Monday, September 20, 2010

The Third Man: 3/5

SPOILER ALERT

The Third Man (1949) is my first exposure to Carol Reed and my second to the Joseph Cotten/Orson Welles duo.  Graham Greene wrote the screenplay (and simultaneously released novelette).  The basic premise is that Holly Martins (Cotten) reports to work in post-war Vienna only to find that his best friend and employer, Harry Lime (Welles), has been run over by a truck in front of his house.  But something is amiss in Vienna, and Holly, a penniless Western pulp writer, tries to play sleuth and figure it out.  Along the way, he kills his best friend and tries to steal his girl.  He fails, so he ends up penniless and friendless.  But he has the esteem of the British government, so that's nice.

Three Up

1.  The best part of the movie is its ending.  Holly lures Harry into a trap, helps chase him into the sewers, and eventually fires the shot that kills him.  After Harry's second funeral (a nice bookend), Holly and Major Calloway drive past Harry's girl Anna (Alida Valli) walking back to the city.  Holly gets out and waits for Anna.  He's ready to inherit Harry's girl, but she walks right past him without even a sideways glance.

Why is that so awesome?  Well, it suggests an answer to the film's central question: whether it is OK to kill one person so thousands may live.  Reed doesn't tell us.  Instead, he reminds us that, either way, there are consequences.  Society's anonymous and short-lived appreciation but the condemnation of your friends and loved ones, or the opposite.

And second, it suggests a difference between men and women, Americans and Eastern Europeans.  Men and Americans stereotypically view the world romantically, while women and Eastern Europeans stereotypically view the world pragmatically.  Anna doesn't embrace Holly as the hero who saved countless children's lives; she rejects him as the bastard who trapped and killed the love of her life.  And it is beautiful.

2.  The unusual soundtrack is great.  Anton Karas composed and performed the soundtrack on a zither, a native Austrian instrument.  Sometimes, the jangly upbeat music jars with the noirish atmosphere, but it belongs to the scene.  I also liked all the untranslated speaking in German.  Not only do we see weird visuals, but we hear unfamiliar sounds.  The cumulative effect is to help put us in Holly's shoes: we, too, are strangers in a strange land who (literally) don't know where to turn.

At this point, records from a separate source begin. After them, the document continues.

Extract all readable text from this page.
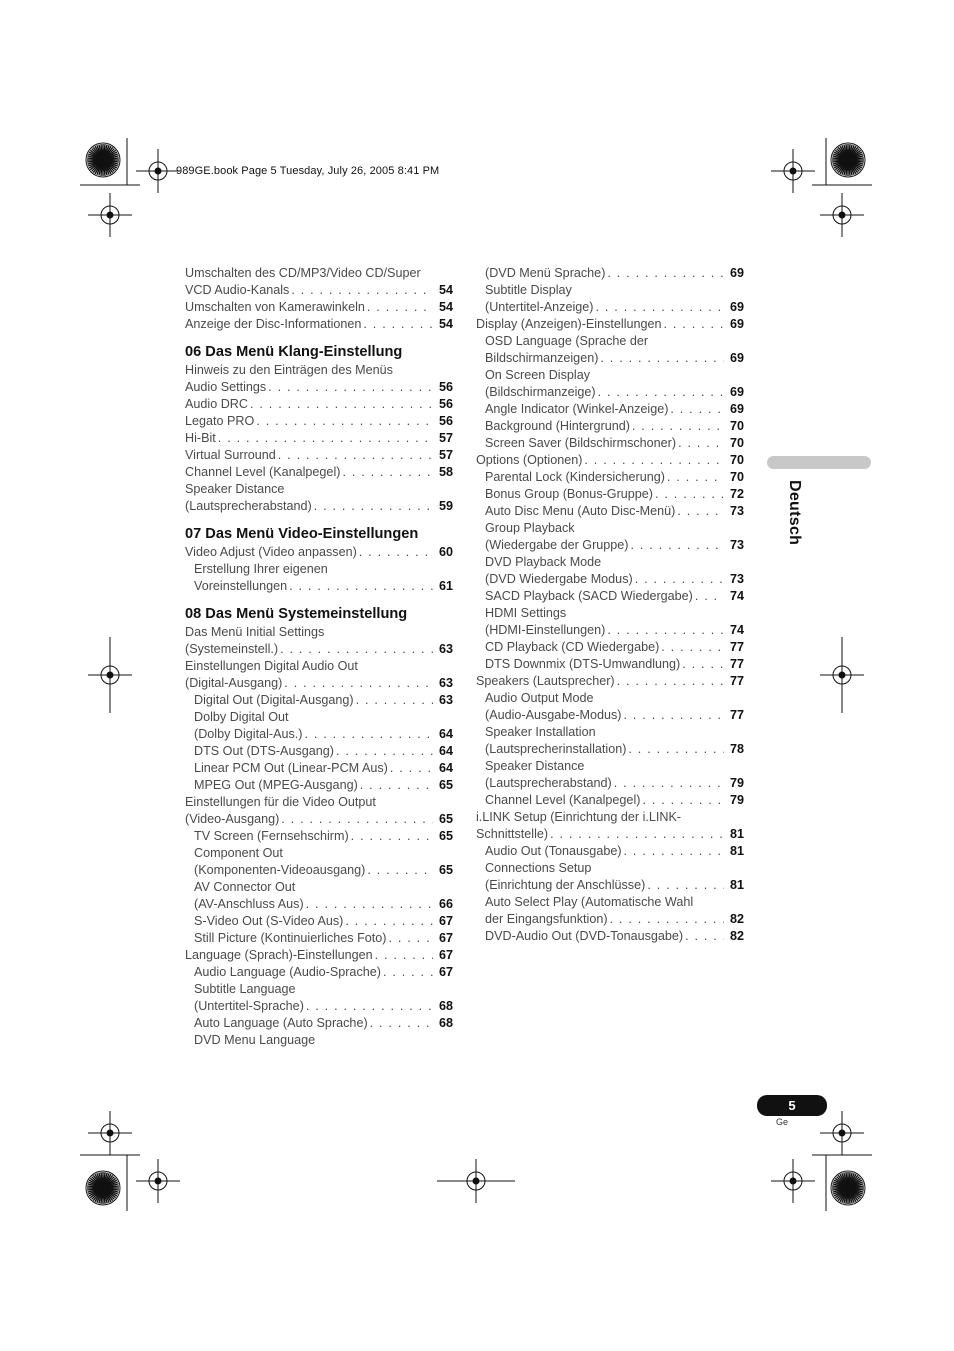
989GE.book Page 5 Tuesday, July 26, 2005 8:41 PM
Umschalten des CD/MP3/Video CD/Super
VCD Audio-Kanals . . .	54
Umschalten von Kamerawinkeln . . .	54
Anzeige der Disc-Informationen . . .	54
06 Das Menü Klang-Einstellung
Hinweis zu den Einträgen des Menüs
Audio Settings . . .	56
Audio DRC . . .	56
Legato PRO . . .	56
Hi-Bit . . .	57
Virtual Surround . . .	57
Channel Level (Kanalpegel) . . .	58
Speaker Distance
(Lautsprecherabstand) . . .	59
07 Das Menü Video-Einstellungen
Video Adjust (Video anpassen) . . .	60
Erstellung Ihrer eigenen
Voreinstellungen . . .	61
08 Das Menü Systemeinstellung
Das Menü Initial Settings
(Systemeinstell.) . . .	63
Einstellungen Digital Audio Out
(Digital-Ausgang) . . .	63
Digital Out (Digital-Ausgang) . . .	63
Dolby Digital Out
(Dolby Digital-Aus.) . . .	64
DTS Out (DTS-Ausgang) . . .	64
Linear PCM Out (Linear-PCM Aus) . . .	64
MPEG Out (MPEG-Ausgang) . . .	65
Einstellungen für die Video Output
(Video-Ausgang) . . .	65
TV Screen (Fernsehschirm) . . .	65
Component Out
(Komponenten-Videoausgang) . . .	65
AV Connector Out
(AV-Anschluss Aus) . . .	66
S-Video Out (S-Video Aus) . . .	67
Still Picture (Kontinuierliches Foto) . . .	67
Language (Sprach)-Einstellungen . . .	67
Audio Language (Audio-Sprache) . . .	67
Subtitle Language
(Untertitel-Sprache) . . .	68
Auto Language (Auto Sprache) . . .	68
DVD Menu Language
(DVD Menü Sprache) . . .	69
Subtitle Display
(Untertitel-Anzeige) . . .	69
Display (Anzeigen)-Einstellungen . . .	69
OSD Language (Sprache der
Bildschirmanzeigen) . . .	69
On Screen Display
(Bildschirmanzeige) . . .	69
Angle Indicator (Winkel-Anzeige) . . .	69
Background (Hintergrund) . . .	70
Screen Saver (Bildschirmschoner) . . .	70
Options (Optionen) . . .	70
Parental Lock (Kindersicherung) . . .	70
Bonus Group (Bonus-Gruppe) . . .	72
Auto Disc Menu (Auto Disc-Menü) . . .	73
Group Playback
(Wiedergabe der Gruppe) . . .	73
DVD Playback Mode
(DVD Wiedergabe Modus) . . .	73
SACD Playback (SACD Wiedergabe) . . .	74
HDMI Settings
(HDMI-Einstellungen) . . .	74
CD Playback (CD Wiedergabe) . . .	77
DTS Downmix (DTS-Umwandlung) . . .	77
Speakers (Lautsprecher) . . .	77
Audio Output Mode
(Audio-Ausgabe-Modus) . . .	77
Speaker Installation
(Lautsprecherinstallation) . . .	78
Speaker Distance
(Lautsprecherabstand) . . .	79
Channel Level (Kanalpegel) . . .	79
i.LINK Setup (Einrichtung der i.LINK-
Schnittstelle) . . .	81
Audio Out (Tonausgabe) . . .	81
Connections Setup
(Einrichtung der Anschlüsse) . . .	81
Auto Select Play (Automatische Wahl
der Eingangsfunktion) . . .	82
DVD-Audio Out (DVD-Tonausgabe) . . .	82
Deutsch
5
Ge
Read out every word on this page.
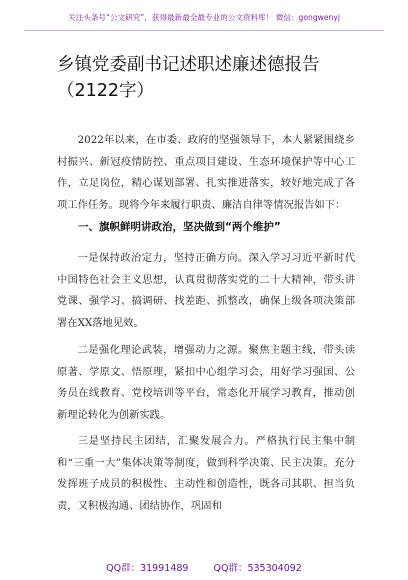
关注头条号“公文研究”，获得最新最全最专业的公文资料库！ 微信：gongwenyj
乡镇党委副书记述职述廉述德报告（2122字）

2022年以来，在市委、政府的坚强领导下，本人紧紧围绕乡村振兴、新冠疫情防控、重点项目建设、生态环境保护等中心工作，立足岗位，精心谋划部署、扎实推进落实，较好地完成了各项工作任务。现将今年来履行职责、廉洁自律等情况报告如下：

一、旗帜鲜明讲政治，坚决做到“两个维护”

一是保持政治定力，坚持正确方向。深入学习习近平新时代中国特色社会主义思想，认真贯彻落实党的二十大精神，带头讲党课、强学习、搞调研、找差距、抓整改，确保上级各项决策部署在XX落地见效。

二是强化理论武装，增强动力之源。聚焦主题主线，带头读原著、学原文、悟原理，紧扣中心组学习会，用好学习强国、公务员在线教育、党校培训等平台，常态化开展学习教育，推动创新理论转化为创新实践。

三是坚持民主团结，汇聚发展合力。严格执行民主集中制和“三重一大”集体决策等制度，做到科学决策、民主决策。充分发挥班子成员的积极性、主动性和创造性，既各司其职、担当负责，又积极沟通、团结协作，巩固和

QQ群：31991489	QQ群：535304092
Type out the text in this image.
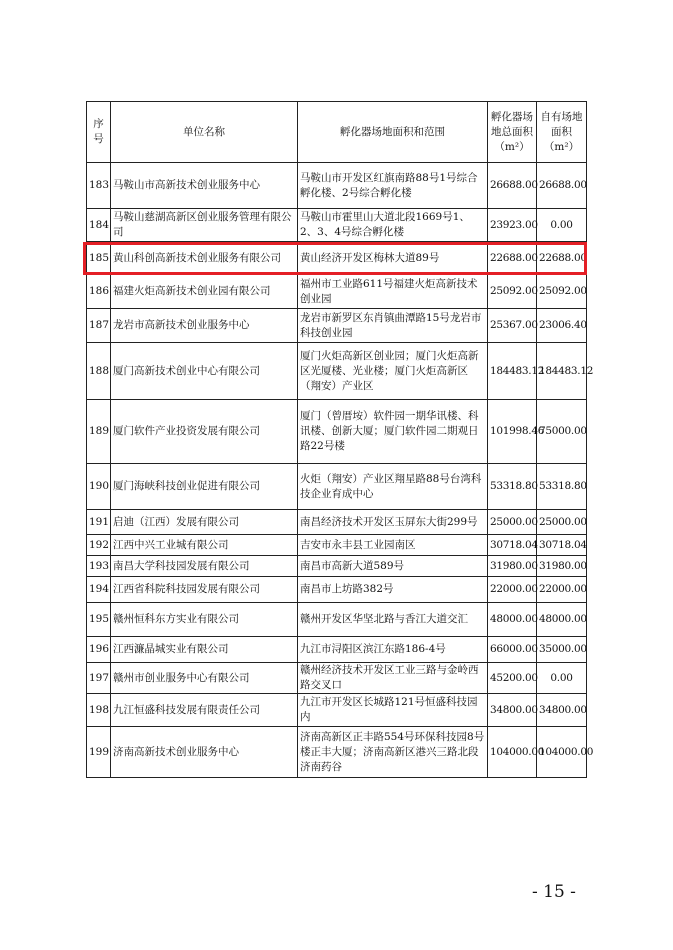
序号	单位名称	孵化器场地面积和范围	孵化器场地总面积（m²）	自有场地面积（m²）
183	马鞍山市高新技术创业服务中心	马鞍山市开发区红旗南路88号1号综合孵化楼、2号综合孵化楼	26688.00	26688.00
184	马鞍山慈湖高新区创业服务管理有限公司	马鞍山市霍里山大道北段1669号1、2、3、4号综合孵化楼	23923.00	0.00
185	黄山科创高新技术创业服务有限公司	黄山经济开发区梅林大道89号	22688.00	22688.00
186	福建火炬高新技术创业园有限公司	福州市工业路611号福建火炬高新技术创业园	25092.00	25092.00
187	龙岩市高新技术创业服务中心	龙岩市新罗区东肖镇曲潭路15号龙岩市科技创业园	25367.00	23006.40
188	厦门高新技术创业中心有限公司	厦门火炬高新区创业园；厦门火炬高新区光厦楼、光业楼；厦门火炬高新区（翔安）产业区	184483.12	184483.12
189	厦门软件产业投资发展有限公司	厦门（曾厝垵）软件园一期华讯楼、科讯楼、创新大厦；厦门软件园二期观日路22号楼	101998.46	75000.00
190	厦门海峡科技创业促进有限公司	火炬（翔安）产业区翔星路88号台湾科技企业育成中心	53318.80	53318.80
191	启迪（江西）发展有限公司	南昌经济技术开发区玉屏东大街299号	25000.00	25000.00
192	江西中兴工业城有限公司	吉安市永丰县工业园南区	30718.04	30718.04
193	南昌大学科技园发展有限公司	南昌市高新大道589号	31980.00	31980.00
194	江西省科院科技园发展有限公司	南昌市上坊路382号	22000.00	22000.00
195	赣州恒科东方实业有限公司	赣州开发区华坚北路与香江大道交汇	48000.00	48000.00
196	江西濂晶城实业有限公司	九江市浔阳区滨江东路186-4号	66000.00	35000.00
197	赣州市创业服务中心有限公司	赣州经济技术开发区工业三路与金岭西路交叉口	45200.00	0.00
198	九江恒盛科技发展有限责任公司	九江市开发区长城路121号恒盛科技园内	34800.00	34800.00
199	济南高新技术创业服务中心	济南高新区正丰路554号环保科技园8号楼正丰大厦；济南高新区港兴三路北段济南药谷	104000.00	104000.00
- 15 -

3.  Major Calloway (Trevor Howard) is a great, great character.  I know that Harry Lime is probably the most famous character from this movie (and even had his own radio show spin-off), but I preferred Major Calloway.  He personifies the romantic pragmatism of the British so perfectly.  Most movies that deal with the conflict of romanticism and pragmatism present one side as obviously right and the other as obviously wrong.  Without Howard's suave performance as the British major trying to make Vienna safe for children, this movie would fall into the same trap.

Three Down

1.  Meaningless name mix-ups.  Holly kept calling Calloway "Callahan."  Anna kept calling Holly "Harry."  And Holly kept pronouncing Dr. Winkel's name wrong (with an American W instead of an Austrian V).  As far as I can tell, these three don't do anything more than (a) show Holly's disregard for Calloway, (b) show that Anna still loves Harry, and (c) show Holly's stereotypical American ignorance.  Faux symbolism annoys me, but accidental symbolism is even worse.  Graham Greene and Carol Reed are professionals.  They should have known the value of names and done something with it.  They should have known that doing it three times makes me think it's worth something.

2.  Some people love the almost constant Dutch angle.  I don't.  I get the artistic choice, but I don't dig it.  That's all I got on that one.

3.  I realize this is a classic film noir, but there was a little too much noir for my taste.  I dig the deep blacks of film as much as anybody, but it annoys me when I can't figure out what's going on (not metaphysically; I mean I literally couldn't tell what was on my screen at some points).  Blame it on my TV, blame it on Netflix Instant Queue, blame it on the bossanova, but I don't like it.

Closing Statement


The Third Man is regarded as a film noir classic.  It's # 65 on IMDb and # 534 on FlickChart.  The AFI ranked Harry Lime # 37 in its list of the top 100 villains in cinema, the movie # 57 on its first list of top 100 movies, # 75 on its list of top 100 thrills, and the # 5 mystery in its 10 Top 10 list.  The BFI called it the greatest British film of all time (at least through 1999).  There are probably other accolades to recommend it; you don't need mine.